“If you’ve made it to episode three, I guess you’ve put all questions aside and decided to enjoy it”


The Luminaries, BBC1 

“If you’ve made it to episode three of The Luminaries, I guess you’ve put all questions aside and decided to enjoy it. The plot is overstuffed with characters. Of the men, only Crosbie Wells is anything approaching well-drawn, and holds the attention thanks to a charismatic performance from Ewen Leslie. The best thing about The Luminaries is the production design - they built Hokitika township from scratch, and it never looks like a set. It is the one aspect of the drama that shines.”
Anita Singh, The Telegraph

“Watching the first two-and-a-half hours was a bit like being in a drug-addled dream: coherent in some places, baffling in others — weird timelines, plot strings as clear as mud and the production seeming perfectly content with that. The acting, though, is good. Commendable given that the actors are carrying the handicap of a complex novel confusingly boiled down to six episodes by the author Eleanor Catton herself.”
Carol Midgley, The Times

A Killer Uncaged, Sky Crime 

While it sounds like your average inflammatory, exploitative true-crime documentary, this three-part series is actually a balanced and nuanced look at capital punishment and the moral complexities of justice in the US, and Texas in particular. For the first half of the episode, it is fairly true-crime-by-numbers.

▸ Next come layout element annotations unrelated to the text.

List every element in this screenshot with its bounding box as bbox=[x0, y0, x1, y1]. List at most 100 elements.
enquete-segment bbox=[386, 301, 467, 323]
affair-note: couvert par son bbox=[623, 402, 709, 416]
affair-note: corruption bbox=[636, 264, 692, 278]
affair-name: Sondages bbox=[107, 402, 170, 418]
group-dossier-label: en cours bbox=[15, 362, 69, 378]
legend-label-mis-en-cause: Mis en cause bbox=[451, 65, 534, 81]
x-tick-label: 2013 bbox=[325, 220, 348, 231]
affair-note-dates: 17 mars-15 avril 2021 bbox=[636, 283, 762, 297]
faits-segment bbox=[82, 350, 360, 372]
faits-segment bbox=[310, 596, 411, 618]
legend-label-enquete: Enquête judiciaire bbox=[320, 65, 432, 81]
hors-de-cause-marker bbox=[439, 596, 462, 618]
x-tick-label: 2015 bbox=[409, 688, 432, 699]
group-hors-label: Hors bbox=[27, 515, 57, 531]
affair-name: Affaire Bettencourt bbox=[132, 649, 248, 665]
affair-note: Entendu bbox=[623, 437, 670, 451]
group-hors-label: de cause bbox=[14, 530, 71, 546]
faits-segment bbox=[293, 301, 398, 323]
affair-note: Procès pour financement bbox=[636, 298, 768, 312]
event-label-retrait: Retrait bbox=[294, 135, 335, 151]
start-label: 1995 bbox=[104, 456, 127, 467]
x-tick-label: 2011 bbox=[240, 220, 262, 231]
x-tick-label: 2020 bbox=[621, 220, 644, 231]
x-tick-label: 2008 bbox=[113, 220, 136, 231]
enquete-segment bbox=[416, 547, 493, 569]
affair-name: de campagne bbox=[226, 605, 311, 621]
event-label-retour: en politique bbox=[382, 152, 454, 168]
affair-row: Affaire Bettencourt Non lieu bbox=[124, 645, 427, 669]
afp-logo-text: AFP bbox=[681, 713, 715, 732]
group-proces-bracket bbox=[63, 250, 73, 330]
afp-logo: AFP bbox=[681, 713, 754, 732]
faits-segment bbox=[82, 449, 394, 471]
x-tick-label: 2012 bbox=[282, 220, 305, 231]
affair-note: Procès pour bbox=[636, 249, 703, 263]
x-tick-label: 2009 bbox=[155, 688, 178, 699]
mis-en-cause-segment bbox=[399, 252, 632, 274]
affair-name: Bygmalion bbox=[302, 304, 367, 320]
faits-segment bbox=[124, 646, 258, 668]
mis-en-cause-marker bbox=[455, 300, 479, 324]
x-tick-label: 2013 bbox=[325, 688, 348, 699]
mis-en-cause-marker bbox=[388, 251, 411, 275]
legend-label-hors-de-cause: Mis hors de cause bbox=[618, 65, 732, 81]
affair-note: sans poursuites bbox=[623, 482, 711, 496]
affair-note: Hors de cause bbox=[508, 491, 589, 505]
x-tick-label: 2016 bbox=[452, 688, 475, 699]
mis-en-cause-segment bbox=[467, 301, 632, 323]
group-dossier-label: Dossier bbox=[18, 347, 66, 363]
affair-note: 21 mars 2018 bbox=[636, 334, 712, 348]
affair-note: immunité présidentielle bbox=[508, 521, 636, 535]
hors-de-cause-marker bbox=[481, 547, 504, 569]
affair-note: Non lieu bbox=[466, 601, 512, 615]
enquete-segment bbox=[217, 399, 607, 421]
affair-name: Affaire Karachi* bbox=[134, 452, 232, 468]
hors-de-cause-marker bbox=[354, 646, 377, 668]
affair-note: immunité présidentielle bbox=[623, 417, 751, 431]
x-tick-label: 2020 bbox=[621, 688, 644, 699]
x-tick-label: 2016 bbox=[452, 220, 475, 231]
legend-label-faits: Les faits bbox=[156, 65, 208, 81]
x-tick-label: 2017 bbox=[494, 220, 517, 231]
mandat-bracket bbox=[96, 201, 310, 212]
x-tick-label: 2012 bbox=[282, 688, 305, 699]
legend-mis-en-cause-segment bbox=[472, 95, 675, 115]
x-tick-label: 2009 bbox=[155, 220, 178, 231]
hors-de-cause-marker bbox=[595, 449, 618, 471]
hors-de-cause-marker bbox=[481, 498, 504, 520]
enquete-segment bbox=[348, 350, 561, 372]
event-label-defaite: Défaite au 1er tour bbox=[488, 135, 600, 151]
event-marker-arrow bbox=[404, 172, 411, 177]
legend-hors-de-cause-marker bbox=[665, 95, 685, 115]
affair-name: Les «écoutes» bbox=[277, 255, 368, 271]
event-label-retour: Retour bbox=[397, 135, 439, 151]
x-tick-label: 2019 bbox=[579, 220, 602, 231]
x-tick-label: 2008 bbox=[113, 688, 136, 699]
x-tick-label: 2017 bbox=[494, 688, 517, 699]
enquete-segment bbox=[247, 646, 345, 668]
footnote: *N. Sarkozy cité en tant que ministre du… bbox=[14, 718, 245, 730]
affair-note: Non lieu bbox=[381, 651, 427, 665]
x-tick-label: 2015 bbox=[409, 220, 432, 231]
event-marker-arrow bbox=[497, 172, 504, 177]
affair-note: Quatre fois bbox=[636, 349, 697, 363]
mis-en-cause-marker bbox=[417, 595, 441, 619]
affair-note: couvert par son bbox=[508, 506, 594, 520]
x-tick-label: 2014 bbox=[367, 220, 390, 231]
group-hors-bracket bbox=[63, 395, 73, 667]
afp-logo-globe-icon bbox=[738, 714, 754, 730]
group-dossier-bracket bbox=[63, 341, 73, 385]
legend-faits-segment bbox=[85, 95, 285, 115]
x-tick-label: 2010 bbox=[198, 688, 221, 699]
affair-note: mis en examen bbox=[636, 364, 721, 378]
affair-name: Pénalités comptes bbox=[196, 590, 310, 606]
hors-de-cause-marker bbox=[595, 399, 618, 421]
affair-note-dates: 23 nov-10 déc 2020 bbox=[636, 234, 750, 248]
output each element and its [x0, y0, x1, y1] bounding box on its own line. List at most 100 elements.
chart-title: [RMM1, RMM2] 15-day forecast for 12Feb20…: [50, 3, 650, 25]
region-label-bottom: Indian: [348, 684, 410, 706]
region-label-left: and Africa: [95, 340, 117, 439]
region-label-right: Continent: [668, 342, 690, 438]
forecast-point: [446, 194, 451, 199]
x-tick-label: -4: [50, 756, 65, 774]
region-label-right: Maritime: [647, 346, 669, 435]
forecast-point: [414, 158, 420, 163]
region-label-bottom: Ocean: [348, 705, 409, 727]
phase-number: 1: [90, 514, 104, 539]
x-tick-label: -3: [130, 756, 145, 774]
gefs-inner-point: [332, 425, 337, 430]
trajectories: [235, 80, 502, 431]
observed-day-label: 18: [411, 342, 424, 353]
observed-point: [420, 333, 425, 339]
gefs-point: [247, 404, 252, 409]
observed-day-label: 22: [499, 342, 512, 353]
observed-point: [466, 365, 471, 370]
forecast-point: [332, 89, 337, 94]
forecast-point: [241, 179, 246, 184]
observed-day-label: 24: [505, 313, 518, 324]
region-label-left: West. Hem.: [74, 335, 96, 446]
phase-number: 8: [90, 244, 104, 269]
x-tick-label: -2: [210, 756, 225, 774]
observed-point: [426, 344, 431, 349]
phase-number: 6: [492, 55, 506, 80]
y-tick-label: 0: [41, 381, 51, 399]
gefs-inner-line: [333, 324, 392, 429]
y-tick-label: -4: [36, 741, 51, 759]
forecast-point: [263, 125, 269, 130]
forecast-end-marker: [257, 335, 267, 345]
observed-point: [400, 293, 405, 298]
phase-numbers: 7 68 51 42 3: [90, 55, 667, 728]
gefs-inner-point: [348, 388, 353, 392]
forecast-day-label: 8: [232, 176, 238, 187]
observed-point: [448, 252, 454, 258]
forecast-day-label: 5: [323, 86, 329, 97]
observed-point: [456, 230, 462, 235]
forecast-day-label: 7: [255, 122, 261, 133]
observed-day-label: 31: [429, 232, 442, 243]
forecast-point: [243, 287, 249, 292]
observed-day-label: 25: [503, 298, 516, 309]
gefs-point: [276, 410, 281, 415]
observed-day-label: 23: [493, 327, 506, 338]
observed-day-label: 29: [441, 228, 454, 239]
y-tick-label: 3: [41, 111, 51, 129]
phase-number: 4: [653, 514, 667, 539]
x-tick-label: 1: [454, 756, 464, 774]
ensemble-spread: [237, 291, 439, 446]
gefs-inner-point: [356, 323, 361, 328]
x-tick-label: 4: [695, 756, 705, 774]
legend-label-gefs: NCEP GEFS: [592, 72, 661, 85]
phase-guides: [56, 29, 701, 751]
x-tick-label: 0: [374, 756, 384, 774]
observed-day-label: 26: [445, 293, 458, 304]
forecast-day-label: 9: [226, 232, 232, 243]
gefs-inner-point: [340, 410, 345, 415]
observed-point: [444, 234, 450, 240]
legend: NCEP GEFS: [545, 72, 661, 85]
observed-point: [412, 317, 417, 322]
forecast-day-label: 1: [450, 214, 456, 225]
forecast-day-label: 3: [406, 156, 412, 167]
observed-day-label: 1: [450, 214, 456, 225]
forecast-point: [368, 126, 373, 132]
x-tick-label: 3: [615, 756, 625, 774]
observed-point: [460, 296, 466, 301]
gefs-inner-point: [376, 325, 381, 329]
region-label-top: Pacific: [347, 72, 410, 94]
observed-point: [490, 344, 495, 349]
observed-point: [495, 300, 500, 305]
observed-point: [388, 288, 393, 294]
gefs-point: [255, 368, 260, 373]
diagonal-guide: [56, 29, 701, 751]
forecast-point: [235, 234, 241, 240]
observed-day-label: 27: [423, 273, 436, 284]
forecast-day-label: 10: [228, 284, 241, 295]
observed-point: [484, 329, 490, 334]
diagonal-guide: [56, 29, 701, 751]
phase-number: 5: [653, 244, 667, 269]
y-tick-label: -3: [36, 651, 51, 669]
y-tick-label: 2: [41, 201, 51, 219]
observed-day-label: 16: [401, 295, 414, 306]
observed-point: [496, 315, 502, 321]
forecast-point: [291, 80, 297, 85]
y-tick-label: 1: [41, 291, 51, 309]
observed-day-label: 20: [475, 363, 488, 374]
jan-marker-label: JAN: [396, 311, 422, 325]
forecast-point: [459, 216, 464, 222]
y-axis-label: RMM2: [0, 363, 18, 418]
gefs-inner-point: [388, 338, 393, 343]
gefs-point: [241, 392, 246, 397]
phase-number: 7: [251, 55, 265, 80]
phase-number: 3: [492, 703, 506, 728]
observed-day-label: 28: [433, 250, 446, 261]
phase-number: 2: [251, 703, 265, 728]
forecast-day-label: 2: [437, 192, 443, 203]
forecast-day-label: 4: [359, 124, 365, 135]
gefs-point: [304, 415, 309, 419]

But the twists, though small, do come – and take the story in a new direction. In 1993, Texas changed its laws regarding jury selection.
Lucy Mangan, The Guardian


The British Soap Awards Celebrate 21 Years, ITV 

“This was a clip show hastily thrown together after the awards themselves were cancelled due to Covid-19. These awards may not have crossed your radar, but in short: they’re worse than the Baftas because the field is limited to five shows, but better than the Baftas because they have never been hosted by Stephen Fry. You can’t blame ITV for making this programme - the pandemic has decimated the schedules. But it wasn’t exactly riveting.”